Before Illya and Napoleon can leave the apartment, they’re detained by Jerry and the Harrys, who have somehow decided U.N.C.L.E. is in league with the bad guys. The Harrys take off with the dress, leaving a shotgun-toting Jerry behind to guard Illya and Napoleon. Illya hurriedly whispers a plan to his partner.
You know, sometimes you get an episode where there’s a faint whiff of homoeroticism about the Napoleon-Illya dynamic, and then sometimes you get an episode in which the homoeroticism leaps out and clunks you over the head.
Buuder and his henchmen burst into Agnes Sue to look for the dress again, because this episode is nothing if not wildly repetitive. They torture the Harrys for a while, and then Jerry and Ramona and Illya and Napoleon show up and start throwing punches. At one point, Illya does a showy gymnastics flip over a clothing rack. “Where did you learn that?” Napoleon asks his partner, flabbergasted. The University of Georgia, Illya informs him, specifying that he means the one in Ukraine, and while I’m not at all sure how this tallies with his previously-established degrees from the Sorbonne and Cambridge, I’m just delighted that, for once in a blue moon, the writers remembered that Illya is supposed to be a Soviet.

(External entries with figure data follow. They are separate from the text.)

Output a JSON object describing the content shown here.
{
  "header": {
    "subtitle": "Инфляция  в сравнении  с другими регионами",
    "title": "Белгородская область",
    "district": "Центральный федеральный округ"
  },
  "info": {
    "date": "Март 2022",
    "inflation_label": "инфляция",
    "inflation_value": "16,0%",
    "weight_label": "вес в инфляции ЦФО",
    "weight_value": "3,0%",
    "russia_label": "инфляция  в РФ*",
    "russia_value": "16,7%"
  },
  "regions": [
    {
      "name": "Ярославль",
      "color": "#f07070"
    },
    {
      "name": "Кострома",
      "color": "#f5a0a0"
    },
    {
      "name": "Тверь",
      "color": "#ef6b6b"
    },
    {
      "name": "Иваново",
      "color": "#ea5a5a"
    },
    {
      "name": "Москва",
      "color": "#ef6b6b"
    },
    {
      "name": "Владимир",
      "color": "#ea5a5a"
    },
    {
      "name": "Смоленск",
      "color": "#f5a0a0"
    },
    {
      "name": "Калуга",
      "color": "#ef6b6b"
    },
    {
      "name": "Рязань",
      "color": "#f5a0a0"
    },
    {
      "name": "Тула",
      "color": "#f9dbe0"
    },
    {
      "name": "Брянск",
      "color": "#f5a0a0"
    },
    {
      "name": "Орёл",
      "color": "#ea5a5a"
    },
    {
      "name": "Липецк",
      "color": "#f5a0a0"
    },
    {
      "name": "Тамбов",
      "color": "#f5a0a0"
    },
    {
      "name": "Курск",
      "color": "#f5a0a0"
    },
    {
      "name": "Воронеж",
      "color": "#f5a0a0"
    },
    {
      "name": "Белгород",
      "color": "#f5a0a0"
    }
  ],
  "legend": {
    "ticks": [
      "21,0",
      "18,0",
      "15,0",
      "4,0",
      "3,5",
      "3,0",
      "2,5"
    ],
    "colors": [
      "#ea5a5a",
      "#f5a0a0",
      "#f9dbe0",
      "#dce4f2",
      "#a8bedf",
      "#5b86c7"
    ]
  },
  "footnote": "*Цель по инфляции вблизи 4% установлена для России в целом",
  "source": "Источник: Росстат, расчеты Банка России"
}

And it all ends with the THRUSH code safely in U.N.C.L.E. hands, with the Harrys rolling in money from the success of the dress, and with Illya and Napoleon blatantly lying to Ramona about how Jerry is an undercover spy in order to fool her into going out with him.
Really, really weird stuff. Gadzooks, season three liked drifting into random chaos. This episode is clearly no damn good, but in some ways, it’s sort of fascinating.
Comments
Some things in this episode make me cringe, but oh yes, it is authentic 1960's, and that is great fun.
Blaring Sonny and Cher songs during the episode seems silly and out of place now, but unless you were watching the Monkees, shows didn't throw in pop songs constantly like they do now. We probably thought this was cool in 1966.
It is interesting that the characters created for Sonny and Cher in this episode are very similar to what they brought to their 1970's variety show. Cher was the beautiful, aloof one always putting down Sonny and Sonny was the scrappy little doofus.